Since the Micra Transcatheter Pacing System (TPS) received pre-market approval in 2016, Medtronic has worked with the FDA to continuously monitor the safety and effectiveness of this novel leadless pacing device. The FDA’s letter, published today, is consistent with the training and education programs and Instructions for Use (IFUs) we’ve previously provided to physicians, and we support the important reminders provided in the letter. 

We encourage and support studies that evaluate our devices and are fully committed to understanding how our products perform throughout their lifetime and beyond. The Micra TPS is well studied, with more than 17,000 Micra TPS patients in more than 200 independent publications.

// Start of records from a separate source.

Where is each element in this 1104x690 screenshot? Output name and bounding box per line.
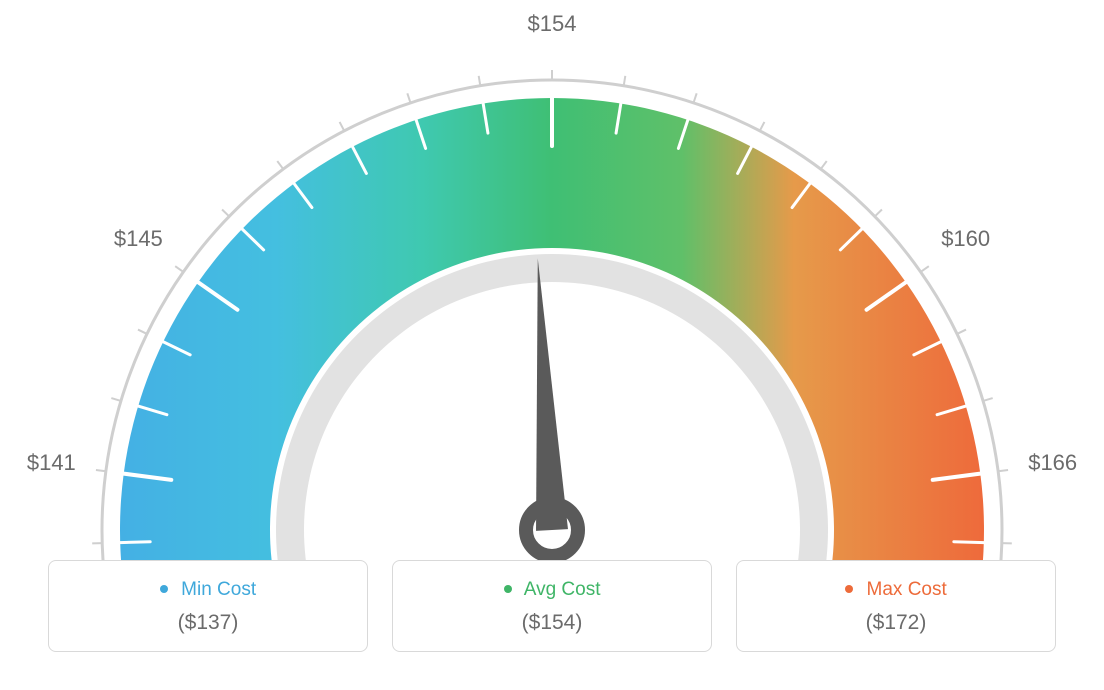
card-avg-title-row: Avg Cost xyxy=(403,579,701,601)
summary-cards: Min Cost ($137) Avg Cost ($154) Max Cost… xyxy=(0,560,1104,652)
card-avg-cost: Avg Cost ($154) xyxy=(392,560,712,652)
card-min-cost: Min Cost ($137) xyxy=(48,560,368,652)
svg-text:$141: $141 xyxy=(27,450,76,475)
card-max-cost: Max Cost ($172) xyxy=(736,560,1056,652)
dot-avg-icon xyxy=(504,585,512,593)
card-avg-value: ($154) xyxy=(403,611,701,635)
card-avg-label: Avg Cost xyxy=(524,579,601,600)
card-min-label: Min Cost xyxy=(181,579,256,600)
card-min-title-row: Min Cost xyxy=(59,579,357,601)
card-max-title-row: Max Cost xyxy=(747,579,1045,601)
svg-text:$160: $160 xyxy=(941,226,990,251)
card-max-value: ($172) xyxy=(747,611,1045,635)
svg-text:$166: $166 xyxy=(1028,450,1077,475)
card-max-label: Max Cost xyxy=(867,579,947,600)
svg-text:$154: $154 xyxy=(528,11,577,36)
svg-text:$145: $145 xyxy=(114,226,163,251)
dot-min-icon xyxy=(160,585,168,593)
gauge-svg: $137$141$145$154$160$166$172 xyxy=(0,0,1104,560)
cost-gauge: $137$141$145$154$160$166$172 xyxy=(0,0,1104,560)
card-min-value: ($137) xyxy=(59,611,357,635)
dot-max-icon xyxy=(845,585,853,593)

Multiple studies have shown that the leadless Micra TPS has a high rate of implant success (exceeding 99%). As stated in the FDA’s letter, rates of major complications have remained stable over time. Additionally, Micra TPS has been shown to reduce the risk of major complications compared to traditional pacemakers (through 12-months):

• by 48% as demonstrated in the global Micra Investigational Device Exemption (IDE) Trial
• by 63% in the global Micra Post Approval Registry that included a diverse, real-world patient population where 24% of patients were referred for Micra TPS due to a clinical condition that prevented them from receiving a traditional pacemaker.

Further, several studies have shown that patients receiving the Micra TPS tend to be sicker as demonstrated by more co-morbidities than patients receiving traditional pacemakers (see below).

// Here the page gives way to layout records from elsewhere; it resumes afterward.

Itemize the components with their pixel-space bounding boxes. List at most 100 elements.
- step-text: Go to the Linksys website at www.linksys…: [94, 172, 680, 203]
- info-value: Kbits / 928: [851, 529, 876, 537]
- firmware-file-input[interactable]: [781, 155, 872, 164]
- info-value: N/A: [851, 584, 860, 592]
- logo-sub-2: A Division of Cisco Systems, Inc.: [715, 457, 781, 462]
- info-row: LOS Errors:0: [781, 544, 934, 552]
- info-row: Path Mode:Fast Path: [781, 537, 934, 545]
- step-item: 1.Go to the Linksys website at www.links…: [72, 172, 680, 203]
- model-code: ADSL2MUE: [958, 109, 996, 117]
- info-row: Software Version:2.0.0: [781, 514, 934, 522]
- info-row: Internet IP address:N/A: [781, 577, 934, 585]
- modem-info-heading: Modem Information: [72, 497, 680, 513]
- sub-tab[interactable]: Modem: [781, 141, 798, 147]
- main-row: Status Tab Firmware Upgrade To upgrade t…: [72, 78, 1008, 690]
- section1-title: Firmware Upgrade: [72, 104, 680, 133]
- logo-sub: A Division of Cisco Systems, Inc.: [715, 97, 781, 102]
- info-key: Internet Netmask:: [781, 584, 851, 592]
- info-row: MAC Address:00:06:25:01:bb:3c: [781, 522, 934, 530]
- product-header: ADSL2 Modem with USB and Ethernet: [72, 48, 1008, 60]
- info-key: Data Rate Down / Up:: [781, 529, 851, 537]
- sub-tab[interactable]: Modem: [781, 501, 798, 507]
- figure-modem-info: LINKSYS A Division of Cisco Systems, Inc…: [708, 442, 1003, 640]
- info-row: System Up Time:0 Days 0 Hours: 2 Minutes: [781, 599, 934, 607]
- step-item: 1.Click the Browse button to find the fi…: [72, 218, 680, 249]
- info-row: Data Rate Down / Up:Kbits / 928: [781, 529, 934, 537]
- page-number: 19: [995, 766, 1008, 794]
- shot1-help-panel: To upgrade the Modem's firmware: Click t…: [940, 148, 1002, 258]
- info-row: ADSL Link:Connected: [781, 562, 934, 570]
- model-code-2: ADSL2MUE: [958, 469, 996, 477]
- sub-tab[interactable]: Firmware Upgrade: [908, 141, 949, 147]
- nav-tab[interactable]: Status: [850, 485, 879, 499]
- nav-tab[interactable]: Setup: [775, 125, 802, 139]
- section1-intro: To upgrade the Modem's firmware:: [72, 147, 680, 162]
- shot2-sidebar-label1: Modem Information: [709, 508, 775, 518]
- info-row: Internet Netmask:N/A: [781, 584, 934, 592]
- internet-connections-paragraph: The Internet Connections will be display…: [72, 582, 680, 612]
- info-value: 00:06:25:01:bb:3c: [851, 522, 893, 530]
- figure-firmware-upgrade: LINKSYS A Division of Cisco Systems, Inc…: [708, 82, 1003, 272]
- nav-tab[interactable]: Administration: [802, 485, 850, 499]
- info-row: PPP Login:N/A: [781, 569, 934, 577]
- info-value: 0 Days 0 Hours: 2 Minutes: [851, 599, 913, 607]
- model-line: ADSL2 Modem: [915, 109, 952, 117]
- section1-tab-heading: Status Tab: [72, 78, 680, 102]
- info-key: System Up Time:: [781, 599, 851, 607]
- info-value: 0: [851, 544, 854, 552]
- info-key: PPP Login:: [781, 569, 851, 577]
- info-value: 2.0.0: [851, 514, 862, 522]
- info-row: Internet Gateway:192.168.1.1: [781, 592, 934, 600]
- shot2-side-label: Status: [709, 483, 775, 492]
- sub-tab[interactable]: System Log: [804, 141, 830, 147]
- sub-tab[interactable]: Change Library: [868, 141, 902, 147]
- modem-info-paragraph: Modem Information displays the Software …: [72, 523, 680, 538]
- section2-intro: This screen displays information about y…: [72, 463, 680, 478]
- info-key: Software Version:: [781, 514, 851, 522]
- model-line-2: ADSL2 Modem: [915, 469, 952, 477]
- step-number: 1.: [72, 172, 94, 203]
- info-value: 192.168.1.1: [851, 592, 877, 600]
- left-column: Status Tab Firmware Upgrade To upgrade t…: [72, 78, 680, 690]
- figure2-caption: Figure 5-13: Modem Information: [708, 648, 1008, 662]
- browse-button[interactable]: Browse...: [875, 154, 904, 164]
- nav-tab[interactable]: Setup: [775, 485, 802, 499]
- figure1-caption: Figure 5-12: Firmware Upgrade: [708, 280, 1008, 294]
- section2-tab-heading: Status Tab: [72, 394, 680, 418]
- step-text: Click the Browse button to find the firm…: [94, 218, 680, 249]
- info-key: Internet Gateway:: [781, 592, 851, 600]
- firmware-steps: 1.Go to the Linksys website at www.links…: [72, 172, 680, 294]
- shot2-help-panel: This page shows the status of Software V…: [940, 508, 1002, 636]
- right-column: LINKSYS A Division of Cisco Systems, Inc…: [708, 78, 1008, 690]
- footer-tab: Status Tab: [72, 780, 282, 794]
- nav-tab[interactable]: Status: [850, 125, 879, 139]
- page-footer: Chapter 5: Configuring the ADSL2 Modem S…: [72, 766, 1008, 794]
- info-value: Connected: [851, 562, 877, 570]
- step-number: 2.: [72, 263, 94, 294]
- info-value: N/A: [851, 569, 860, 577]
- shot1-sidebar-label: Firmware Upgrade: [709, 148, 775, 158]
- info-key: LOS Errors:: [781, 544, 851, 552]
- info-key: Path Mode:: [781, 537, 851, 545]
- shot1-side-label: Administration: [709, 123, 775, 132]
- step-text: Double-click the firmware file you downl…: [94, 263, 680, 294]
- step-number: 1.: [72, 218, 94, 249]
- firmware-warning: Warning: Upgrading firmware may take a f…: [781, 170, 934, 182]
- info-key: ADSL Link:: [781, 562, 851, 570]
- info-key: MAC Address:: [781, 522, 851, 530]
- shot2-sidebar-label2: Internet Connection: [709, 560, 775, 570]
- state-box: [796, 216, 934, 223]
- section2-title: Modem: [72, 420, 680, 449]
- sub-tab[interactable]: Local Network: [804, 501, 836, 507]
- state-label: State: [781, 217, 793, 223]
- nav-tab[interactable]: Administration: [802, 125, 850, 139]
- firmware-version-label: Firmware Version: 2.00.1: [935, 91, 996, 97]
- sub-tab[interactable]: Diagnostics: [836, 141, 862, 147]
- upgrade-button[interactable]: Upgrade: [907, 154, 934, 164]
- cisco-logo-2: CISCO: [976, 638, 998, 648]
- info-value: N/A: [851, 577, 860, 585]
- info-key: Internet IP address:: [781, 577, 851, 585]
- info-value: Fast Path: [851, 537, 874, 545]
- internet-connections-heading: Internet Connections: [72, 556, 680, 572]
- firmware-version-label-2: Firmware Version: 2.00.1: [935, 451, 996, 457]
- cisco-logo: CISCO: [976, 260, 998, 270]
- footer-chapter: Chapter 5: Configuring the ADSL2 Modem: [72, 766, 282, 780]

We will continue to partner with the FDA to ensure that physicians have accurate, clinically-actionable information to make informed decisions regarding patient care.

Additional Background

In addition to the studies mentioned above, Medtronic continuously monitors our Global Complaint Handling (GCH) database to evaluate performance and safety data and provides periodic updates to our Medtronic CRM Product Performance Report (PPR) on the performance of Micra.

In the US, there is an additional opportunity to assess the outcomes of Micra TPS in the Micra Coverage with Evidence Development (CED) Study, which is a continuously enrolling, observational, cohort study evaluating complications, utilization, and outcomes of Micra TPS in the US Medicare fee-for-service population.

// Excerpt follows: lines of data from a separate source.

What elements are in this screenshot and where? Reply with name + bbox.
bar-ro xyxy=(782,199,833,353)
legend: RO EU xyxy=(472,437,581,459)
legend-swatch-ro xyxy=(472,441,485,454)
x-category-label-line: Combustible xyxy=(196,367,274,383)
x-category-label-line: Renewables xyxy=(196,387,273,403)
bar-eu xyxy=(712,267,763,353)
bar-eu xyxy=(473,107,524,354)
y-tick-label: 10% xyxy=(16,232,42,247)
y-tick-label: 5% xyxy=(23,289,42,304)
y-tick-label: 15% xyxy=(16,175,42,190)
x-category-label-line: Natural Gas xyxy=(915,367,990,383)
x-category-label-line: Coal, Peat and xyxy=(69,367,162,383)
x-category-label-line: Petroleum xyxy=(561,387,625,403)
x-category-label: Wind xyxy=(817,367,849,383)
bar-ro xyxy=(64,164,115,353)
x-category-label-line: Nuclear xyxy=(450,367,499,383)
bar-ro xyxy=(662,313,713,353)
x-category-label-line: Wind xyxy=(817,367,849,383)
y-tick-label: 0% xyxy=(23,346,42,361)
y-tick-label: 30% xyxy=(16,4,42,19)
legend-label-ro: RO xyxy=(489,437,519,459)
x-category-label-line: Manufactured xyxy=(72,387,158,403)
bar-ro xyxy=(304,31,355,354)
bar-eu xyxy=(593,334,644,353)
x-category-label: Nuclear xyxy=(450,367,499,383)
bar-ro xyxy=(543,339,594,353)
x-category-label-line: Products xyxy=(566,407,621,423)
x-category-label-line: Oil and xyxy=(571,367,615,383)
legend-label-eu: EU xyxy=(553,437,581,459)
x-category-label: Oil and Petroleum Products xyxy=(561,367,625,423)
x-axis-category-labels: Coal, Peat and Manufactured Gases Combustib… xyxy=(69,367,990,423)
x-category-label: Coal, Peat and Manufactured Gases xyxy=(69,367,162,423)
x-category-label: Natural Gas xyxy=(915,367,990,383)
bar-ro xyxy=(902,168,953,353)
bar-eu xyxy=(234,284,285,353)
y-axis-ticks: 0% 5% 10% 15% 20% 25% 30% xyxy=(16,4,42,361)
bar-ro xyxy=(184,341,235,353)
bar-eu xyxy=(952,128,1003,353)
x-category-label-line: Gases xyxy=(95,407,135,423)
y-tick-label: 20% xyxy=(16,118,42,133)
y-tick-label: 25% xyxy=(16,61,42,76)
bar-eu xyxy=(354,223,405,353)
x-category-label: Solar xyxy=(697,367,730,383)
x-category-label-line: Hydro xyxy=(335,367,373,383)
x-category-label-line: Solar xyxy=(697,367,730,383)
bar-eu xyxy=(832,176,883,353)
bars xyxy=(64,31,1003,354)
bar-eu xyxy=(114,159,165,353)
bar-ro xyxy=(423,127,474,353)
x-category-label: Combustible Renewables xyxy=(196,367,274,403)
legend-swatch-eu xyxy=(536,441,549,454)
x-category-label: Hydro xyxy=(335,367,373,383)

The July 2021 publication of the Micra Coverage with Evidence Development (CED) Study showed when compared with transvenous-VVI patients (N=9,662), Micra patients (N=5,746) were more likely to have end stage renal disease (12.0% vs. 2.3%, P<0.0001) and a higher Charlson Comorbidity Index score (5.1 vs. 4.6, P<0.0001).

• Unadjusted and adjusted device-related complications including dislodgement, infection and pocket complications were significantly lower in the Micra patients compared with the transvenous-VVI patients (unadjusted, 1.4% vs. 2.6%, P<0.001; adjusted, 1.4% vs. 2.5%, P<0.001).
• The unadjusted acute complication rate was higher in Micra relative to transvenous-VVI patients (8.4% vs 7.3%, P=0.019), however there was no significant difference in overall acute complication rates following adjustment for patient characteristics (7.7% vs 7.4%, P=0.49).
• Pericardial effusion and/or perforation within 30 days was significantly higher among Micra patients compared with transvenous-VVI patients (0.8% vs. 0.4%, p=0.004), but remained consistent with or below the rate of perforation observed in other studies.
• Patients implanted with Micra had a lower rate of 2-year complications compared with patients implanted with transvenous-VVI (unadjusted HR 0.75; 95% CI 0.65–0.87, P= 0.0001; adjusted HR 0.69; 95% CI 0.60–0.81, P< 0.0001); representing a 31% reduction on an adjusted basis.
• Both the unadjusted and adjusted overall reintervention rates were significantly lower in the Micra patients compared with the transvenous VVI patients (unadjusted 3.0% vs. 4.8%, P= 0.006; adjusted 3.1% vs. 4.9%, P = 0.003). System revisions, removals, and upgrades to CRT were significantly lower in the Micra patients compared with the transvenous VVI patients.
• Lastly, the adjusted 2-year all-cause mortality rate was not significantly different between Micra and transvenous-VVI patients (cumulative rate 31.4% vs.32.5%; HR 0.97; 95% CI 0.91–1.04).

Medtronic is committed to timely publication and transparency of Micra TPS performance data and in June 2021 added Micra TPS to its Product Performance Report. To date:

• There have been 45 Medtronic-sponsored peer reviewed manuscripts published on Micra TPS data, including primary data published in The New England Journal of Medicine in 2016.
• Data from 61 abstracts have been presented at multiple conferences including 10 prominent late breaking or featured clinical trial presentations at major venues, including the American Heart Association Scientific Sessions, Heart Rhythm, and European Society of Cardiology Congress.
• The medical community has generated more than 200 independent, peer-reviewed publications representing experiences with Micra TPS.